Lequel ? Celui de l’explication raisonnable des politiques gouvernementales. On l’observe défendre l’indéfendable — le refus de tenir une commission d’enquête sur la construction — ou expliquer l’inexplicable — la non-existence du Plan Nord — avec un talent rare. Elle se mérite ainsi le titre de Pompière de l’année. D’abord, grâce à la maîtrise du sujet et de son argumentation. Elle récite avec compétence et assurance les arguments mobilisés à l’appui de la thèse gouvernementale, avec le ton de la maîtresse d’école sûre de son autorité, mais ni agressive, ni prétentieuse. Elle le fait avec assurance et calme, une voix plutôt basse qui suggère l’autorité, et un ton qui aurait un effet soporifique si les traits agréables de son visage ne retenaient les téléspectateurs masculins autrement tentés de changer de poste.

Il y avait naguère, au gouvernement Charest, deux personnes indispensables: Philippe Couillard et Monique Jérôme-Forget. Maintenant que Jean Charest s’en est dispensé, il lui reste bien sûr plusieurs personnalités efficaces et compétentes, dont l’ancien péquiste Raymond Bachand n’est pas des moindres. Mais aucun ne peut, pour l’instant, prétendre être un pilier du gouvernement, comme les deux figures précitées.

Voilà peut-être pourquoi, dans ce groupe à la personnalité collective fade, dominé par un Jean Charest à l’énergie contenue mais palpable, Nathalie Normandeau peut ressortir du lot. Plusieurs lui voient un avenir, le jour ou le chef décidera qu’il en a assez de son emploi actuel.

Elle a la politique dans le sang, c’est sûr. Elle qui a fait ses études de ScPo à Laval alors qu’elle tenait l’agenda (assez léger, il faut le dire) de Robert Bourassa, puis fut brièvement mairesse de sa ville natale de Maria avant de prendre racine, depuis 11 ans, à l’Assemblée nationale.  Sa désignation en 2007 comme vice-première ministre, à 39 ans, en remplacement du moins soporifique mais moins diplomatique Jacques Dupuis, donnait un signal.

Il est fréquent en politique qu’un chef de gouvernement, mâle, souhaite se faire remplacer par une femme. C’est une façon très masculine de vaincre définitivement tous ses rivaux. Cela explique pourquoi Mulroney avait fait le choix malheureux de Kim Campbell, plutôt que de… Jean Charest. Et, je peux le dire aujourd’hui, pourquoi Jacques Parizeau aurait préféré que Pauline Marois lui succède, plutôt que… Lucien Bouchard. Certains libéraux estiment, dans l’hypothèse où Jean Charest ne terminait pas son mandat actuel, qu’il serait rusé d’opposer Normandeau à Marois dans le match historique visant la désignation de la future première première ministre du Québec.

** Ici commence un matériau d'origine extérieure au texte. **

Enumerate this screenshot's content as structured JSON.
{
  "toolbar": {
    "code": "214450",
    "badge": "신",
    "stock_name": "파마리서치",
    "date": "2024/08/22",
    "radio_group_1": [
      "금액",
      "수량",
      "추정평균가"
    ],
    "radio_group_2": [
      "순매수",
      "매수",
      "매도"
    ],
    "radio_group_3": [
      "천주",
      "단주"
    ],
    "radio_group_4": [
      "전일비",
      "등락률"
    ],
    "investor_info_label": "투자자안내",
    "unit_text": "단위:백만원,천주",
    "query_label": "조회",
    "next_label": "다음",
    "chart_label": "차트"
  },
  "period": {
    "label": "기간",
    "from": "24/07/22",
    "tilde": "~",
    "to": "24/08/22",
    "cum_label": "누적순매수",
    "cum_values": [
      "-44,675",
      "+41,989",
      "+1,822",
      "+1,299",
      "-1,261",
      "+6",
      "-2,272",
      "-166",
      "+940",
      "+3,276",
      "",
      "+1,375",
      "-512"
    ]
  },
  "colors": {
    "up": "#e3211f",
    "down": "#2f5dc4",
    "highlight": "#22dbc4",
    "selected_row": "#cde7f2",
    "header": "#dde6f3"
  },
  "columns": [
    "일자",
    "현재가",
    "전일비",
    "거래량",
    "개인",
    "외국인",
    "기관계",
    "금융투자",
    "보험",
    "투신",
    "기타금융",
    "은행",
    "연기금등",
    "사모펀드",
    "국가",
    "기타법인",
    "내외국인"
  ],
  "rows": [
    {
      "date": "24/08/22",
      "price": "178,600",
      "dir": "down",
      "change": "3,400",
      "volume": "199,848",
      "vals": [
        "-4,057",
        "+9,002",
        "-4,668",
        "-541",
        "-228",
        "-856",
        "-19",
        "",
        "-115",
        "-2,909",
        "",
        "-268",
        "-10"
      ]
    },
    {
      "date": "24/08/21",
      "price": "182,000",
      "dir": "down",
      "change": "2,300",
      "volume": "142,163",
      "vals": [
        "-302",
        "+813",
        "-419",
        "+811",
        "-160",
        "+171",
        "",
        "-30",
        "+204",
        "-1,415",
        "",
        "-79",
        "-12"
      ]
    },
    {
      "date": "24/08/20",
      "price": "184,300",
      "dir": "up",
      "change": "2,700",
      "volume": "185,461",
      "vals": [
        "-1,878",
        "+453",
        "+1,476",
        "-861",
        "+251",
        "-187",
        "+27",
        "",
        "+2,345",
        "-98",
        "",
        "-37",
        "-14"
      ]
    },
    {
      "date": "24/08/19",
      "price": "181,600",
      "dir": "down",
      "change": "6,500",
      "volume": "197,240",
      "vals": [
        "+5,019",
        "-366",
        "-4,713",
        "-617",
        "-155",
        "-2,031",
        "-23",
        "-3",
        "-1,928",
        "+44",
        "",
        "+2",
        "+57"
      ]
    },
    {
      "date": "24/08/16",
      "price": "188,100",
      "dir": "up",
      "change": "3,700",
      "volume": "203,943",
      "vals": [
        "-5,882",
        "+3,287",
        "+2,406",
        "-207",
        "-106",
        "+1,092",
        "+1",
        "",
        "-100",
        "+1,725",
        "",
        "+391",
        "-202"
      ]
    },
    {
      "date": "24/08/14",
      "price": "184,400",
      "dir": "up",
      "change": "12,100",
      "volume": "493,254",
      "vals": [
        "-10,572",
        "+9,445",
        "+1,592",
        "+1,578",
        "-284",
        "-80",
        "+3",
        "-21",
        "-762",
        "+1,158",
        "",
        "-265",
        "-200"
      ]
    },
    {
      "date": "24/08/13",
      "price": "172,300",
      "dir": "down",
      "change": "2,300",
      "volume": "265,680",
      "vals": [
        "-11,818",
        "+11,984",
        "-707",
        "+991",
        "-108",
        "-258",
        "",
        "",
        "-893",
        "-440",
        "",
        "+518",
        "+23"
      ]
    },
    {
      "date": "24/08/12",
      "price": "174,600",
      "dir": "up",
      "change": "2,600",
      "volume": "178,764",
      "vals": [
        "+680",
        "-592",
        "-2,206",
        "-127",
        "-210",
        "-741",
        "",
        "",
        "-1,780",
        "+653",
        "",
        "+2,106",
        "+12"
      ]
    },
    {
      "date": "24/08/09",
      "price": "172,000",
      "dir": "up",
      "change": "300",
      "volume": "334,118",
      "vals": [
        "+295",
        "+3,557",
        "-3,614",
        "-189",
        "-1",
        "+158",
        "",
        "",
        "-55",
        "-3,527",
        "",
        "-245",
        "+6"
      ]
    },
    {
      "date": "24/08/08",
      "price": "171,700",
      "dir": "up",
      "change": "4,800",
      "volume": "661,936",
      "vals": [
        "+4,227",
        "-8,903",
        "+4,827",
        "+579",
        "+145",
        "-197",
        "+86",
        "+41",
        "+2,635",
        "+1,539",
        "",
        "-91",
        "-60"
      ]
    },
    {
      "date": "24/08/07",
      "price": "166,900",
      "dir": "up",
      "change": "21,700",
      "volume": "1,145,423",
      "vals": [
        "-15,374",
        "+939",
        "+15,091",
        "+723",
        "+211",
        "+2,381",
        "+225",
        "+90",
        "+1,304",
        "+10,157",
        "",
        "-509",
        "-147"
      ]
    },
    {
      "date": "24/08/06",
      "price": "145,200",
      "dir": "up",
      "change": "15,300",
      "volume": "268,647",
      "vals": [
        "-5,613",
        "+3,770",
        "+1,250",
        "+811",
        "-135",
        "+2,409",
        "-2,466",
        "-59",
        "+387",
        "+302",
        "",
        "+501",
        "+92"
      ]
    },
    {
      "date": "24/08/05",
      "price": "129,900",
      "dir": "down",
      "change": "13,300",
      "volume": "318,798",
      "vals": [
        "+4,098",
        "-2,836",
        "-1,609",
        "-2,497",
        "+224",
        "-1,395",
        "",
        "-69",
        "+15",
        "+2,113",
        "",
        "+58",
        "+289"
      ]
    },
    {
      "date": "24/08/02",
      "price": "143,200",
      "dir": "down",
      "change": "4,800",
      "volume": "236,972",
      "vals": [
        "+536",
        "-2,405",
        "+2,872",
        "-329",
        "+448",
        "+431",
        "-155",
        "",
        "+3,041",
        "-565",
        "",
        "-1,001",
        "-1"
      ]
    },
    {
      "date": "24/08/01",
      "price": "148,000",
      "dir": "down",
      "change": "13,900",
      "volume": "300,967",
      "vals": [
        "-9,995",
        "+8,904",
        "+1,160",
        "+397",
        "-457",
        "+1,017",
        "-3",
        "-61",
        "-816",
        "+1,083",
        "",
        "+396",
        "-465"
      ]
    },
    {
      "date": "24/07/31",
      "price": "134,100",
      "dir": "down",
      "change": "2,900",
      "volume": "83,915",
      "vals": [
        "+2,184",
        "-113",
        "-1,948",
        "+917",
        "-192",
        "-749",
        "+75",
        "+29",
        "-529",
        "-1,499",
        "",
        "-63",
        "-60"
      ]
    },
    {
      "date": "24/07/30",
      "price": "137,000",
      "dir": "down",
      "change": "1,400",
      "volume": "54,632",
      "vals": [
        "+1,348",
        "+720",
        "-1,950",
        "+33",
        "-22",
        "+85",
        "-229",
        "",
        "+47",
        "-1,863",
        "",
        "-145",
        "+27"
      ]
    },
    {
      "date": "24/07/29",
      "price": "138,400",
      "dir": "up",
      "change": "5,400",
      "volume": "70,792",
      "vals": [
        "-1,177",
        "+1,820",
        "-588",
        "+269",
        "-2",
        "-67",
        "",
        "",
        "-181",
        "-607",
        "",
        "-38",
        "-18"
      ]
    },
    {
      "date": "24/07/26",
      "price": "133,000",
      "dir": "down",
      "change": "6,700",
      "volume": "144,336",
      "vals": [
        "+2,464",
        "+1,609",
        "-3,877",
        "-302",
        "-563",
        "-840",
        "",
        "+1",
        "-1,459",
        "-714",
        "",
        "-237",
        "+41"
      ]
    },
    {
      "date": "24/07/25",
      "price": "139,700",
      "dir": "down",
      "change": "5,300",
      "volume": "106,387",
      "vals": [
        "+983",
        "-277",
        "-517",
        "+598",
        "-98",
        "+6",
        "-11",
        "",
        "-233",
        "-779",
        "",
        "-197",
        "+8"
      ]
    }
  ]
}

Pour y arriver, être le visage raisonnable d’un gouvernement souvent déraisonnable ne suffira pas. Il faudrait que Mme Normandeau gère une ou deux vraies crises, prenne du coffre et quelques cicatrices. Couillard et Jérôme-Forget l’avaient fait. Empêcher les hommes du Québec de changer de poste lorsqu’elle parle est une bonne première étape. Mais si elle n’a que trois ans pour devenir indispensable, elle a encore beaucoup, beaucoup, de travail à faire.

Excellente à défendre l’indéfendable et expliquer l’inexplicable (Photo PC)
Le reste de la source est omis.